Most business owners dream of growing their company. Greater revenues are a measure of accomplishment. Larger companies are trusted more and getting bigger makes it easier to get even bigger!
But, being big creates problems – the business becomes less flexible, less customer centric and all the aspects of being small are jettisoned: agile, frugal and responsive. So, can you stay small but continue to grow? This was a question posed at a recent Business Exposure Group meeting. It’s important as the business grows to keep thinking like a small company. So, consider:-
- Does adopting the formal trappings of a large company in order to appear more credible actually reduce performance?
- Employees function better when the rules and procedures are short and simple.
- Adding more staff often creates more problems, and it increases staff turnover.
- Working with fewer people creates conscientiousness and keeps everyone more involved.
- Employees wherever possible should be rotated between tasks, so everyone can multi-task.
- Decisions take longer to make in a large company. There are too many managers who create bottlenecks.
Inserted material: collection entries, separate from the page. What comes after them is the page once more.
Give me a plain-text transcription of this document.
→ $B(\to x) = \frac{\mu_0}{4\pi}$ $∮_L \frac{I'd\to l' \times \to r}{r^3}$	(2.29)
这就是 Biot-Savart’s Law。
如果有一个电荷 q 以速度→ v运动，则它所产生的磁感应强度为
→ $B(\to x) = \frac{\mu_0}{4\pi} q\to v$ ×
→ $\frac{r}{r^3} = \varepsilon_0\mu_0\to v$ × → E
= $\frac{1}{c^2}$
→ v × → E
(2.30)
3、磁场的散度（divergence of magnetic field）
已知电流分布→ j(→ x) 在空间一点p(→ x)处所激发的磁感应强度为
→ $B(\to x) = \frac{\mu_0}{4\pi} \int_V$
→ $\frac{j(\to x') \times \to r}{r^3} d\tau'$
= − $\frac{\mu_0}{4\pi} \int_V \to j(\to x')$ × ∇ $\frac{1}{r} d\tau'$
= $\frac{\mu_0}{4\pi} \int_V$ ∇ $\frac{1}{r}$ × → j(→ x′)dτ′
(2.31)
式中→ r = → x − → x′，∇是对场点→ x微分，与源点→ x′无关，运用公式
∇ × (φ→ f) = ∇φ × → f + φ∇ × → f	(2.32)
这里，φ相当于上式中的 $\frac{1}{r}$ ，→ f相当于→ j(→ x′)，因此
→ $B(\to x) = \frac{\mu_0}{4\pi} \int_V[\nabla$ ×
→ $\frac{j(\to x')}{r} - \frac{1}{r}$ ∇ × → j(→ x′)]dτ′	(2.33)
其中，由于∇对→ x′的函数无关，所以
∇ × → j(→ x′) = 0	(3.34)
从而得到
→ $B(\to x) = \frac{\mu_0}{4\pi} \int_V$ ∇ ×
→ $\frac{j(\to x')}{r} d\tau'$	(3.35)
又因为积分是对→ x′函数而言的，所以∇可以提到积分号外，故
- Do we need constant regular meetings? There is often a mis-alignment between when meetings are scheduled and when a conversation is needed. So, be more flexible. Big businesses have too much reporting, too many meetings, too much training. Create a culture of action and hire people who get things done!
- Customers are happier when there are fewer layers of management and procedures. Several layers of management depersonalises the customer experience.
- Eliminate useless work practices, don’t issue a companywide rule that only applies to a few – eg everyone must write a report, but it’s only relevant to one employee who doesn’t communicate well.
- As the business grows the agenda will change, make sure everyone is working to the same project. Don’t let people continue on old projects when the needs of the business have changed. There is nothing quite so useless as doing with great efficiency something that should not be done at all
These points were raised at the Business Exposure Group meeting. It was felt that keeping teams small and agile with little bureaucracy, a flat organisation and smart employees was the appropriate model for a contemporary business.